For a more back-to-basics on trigger tube circuit design then download this book by Neale (86MB) chapter 5 in particular:

http://www.sgitheach.org.uk/dmneale.pdf

As it goes through the design process for trigger tubes (it uses the Z700U in the worked example).

As a general comment to anyone on the list it is an ebook worth having IMHO.

Building dividers on a breadboard is very easy and work well. The first divider I built was a two tube, divide by two, and then I added several more stages just to watch it count. I used a simple neon relaxtion oscillator to provide a slow enough tick that the dividers could be seen to be working rather than just using a 'scope.

There are other XC18 clocks out there but all have the same darkness problem so must be kept lit.
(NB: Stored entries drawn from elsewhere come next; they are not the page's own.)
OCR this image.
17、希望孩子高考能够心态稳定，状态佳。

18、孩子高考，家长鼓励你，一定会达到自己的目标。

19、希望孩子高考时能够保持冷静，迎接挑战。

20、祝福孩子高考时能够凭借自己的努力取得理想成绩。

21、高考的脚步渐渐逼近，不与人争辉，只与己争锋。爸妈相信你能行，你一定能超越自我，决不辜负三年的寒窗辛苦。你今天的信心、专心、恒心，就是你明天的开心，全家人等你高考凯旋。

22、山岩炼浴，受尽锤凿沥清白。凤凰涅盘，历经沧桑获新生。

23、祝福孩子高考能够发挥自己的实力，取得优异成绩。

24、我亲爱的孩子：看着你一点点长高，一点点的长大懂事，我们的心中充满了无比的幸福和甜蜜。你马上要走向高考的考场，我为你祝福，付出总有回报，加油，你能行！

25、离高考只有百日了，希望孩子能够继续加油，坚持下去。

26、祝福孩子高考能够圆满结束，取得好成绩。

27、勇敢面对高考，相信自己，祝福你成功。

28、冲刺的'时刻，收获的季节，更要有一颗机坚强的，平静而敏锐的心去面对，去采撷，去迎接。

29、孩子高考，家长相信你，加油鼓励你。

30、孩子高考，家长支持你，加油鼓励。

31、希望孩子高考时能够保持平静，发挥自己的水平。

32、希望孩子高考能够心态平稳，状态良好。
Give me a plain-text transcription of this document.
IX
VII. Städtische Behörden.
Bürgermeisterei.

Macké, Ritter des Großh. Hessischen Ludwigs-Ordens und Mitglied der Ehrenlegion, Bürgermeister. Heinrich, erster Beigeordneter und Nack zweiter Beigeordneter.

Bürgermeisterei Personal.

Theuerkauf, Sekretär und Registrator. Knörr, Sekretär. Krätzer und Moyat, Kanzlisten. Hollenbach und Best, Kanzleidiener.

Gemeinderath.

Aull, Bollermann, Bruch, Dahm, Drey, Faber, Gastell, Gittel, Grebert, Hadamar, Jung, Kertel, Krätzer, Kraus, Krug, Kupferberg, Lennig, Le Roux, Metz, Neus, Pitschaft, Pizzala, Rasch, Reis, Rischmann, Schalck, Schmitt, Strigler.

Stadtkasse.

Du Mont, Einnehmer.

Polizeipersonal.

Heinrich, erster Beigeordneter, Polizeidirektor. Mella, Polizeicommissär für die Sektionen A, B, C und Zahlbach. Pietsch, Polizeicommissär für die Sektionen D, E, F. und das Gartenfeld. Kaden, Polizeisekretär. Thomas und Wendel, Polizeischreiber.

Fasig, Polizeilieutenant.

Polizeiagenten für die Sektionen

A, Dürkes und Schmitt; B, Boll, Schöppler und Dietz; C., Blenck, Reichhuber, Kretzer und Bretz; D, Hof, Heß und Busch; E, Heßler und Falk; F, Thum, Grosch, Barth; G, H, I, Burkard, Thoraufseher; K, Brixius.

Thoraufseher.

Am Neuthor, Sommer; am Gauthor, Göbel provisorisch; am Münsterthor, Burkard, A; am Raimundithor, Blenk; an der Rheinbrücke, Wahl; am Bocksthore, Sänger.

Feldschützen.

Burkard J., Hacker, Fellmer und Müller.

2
A few UV leds seem to work fine but the holy grail of an all valve clock has perhaps then been lost.

The clock web page now lives on my own website as well

http://www.sgitheach.org.uk/nixie3.html

Happy to correspond, and I'm sure others will have comments as well.

Cheers Grahame


On 09/05/2012 18:32, Dylan Distasio wrote:
Hi all-

I recently picked up some XC18 trigger tubes in the hope of eventually building a trigger tube clock inspired by Grahame's work http://www.neonixie.com/trigger-tube-clock/Trigger_Clock.pdf.

I have reviewed some of the basic trigger tube circuits out there, but was hoping someone with experience using trigger tubes could provide some additional guidance.

I am interested in building a simple ring counter circuit on a breadboard but wasn't sure what resistor / capacitor values to use, and an input for the trigger. I will probably eventually use the mains frequency in the clock, but am open to suggestions on another source for testing. Any help on the simplest possible ring counter circuit possible with these tubes and other tips would be greatly appreciated.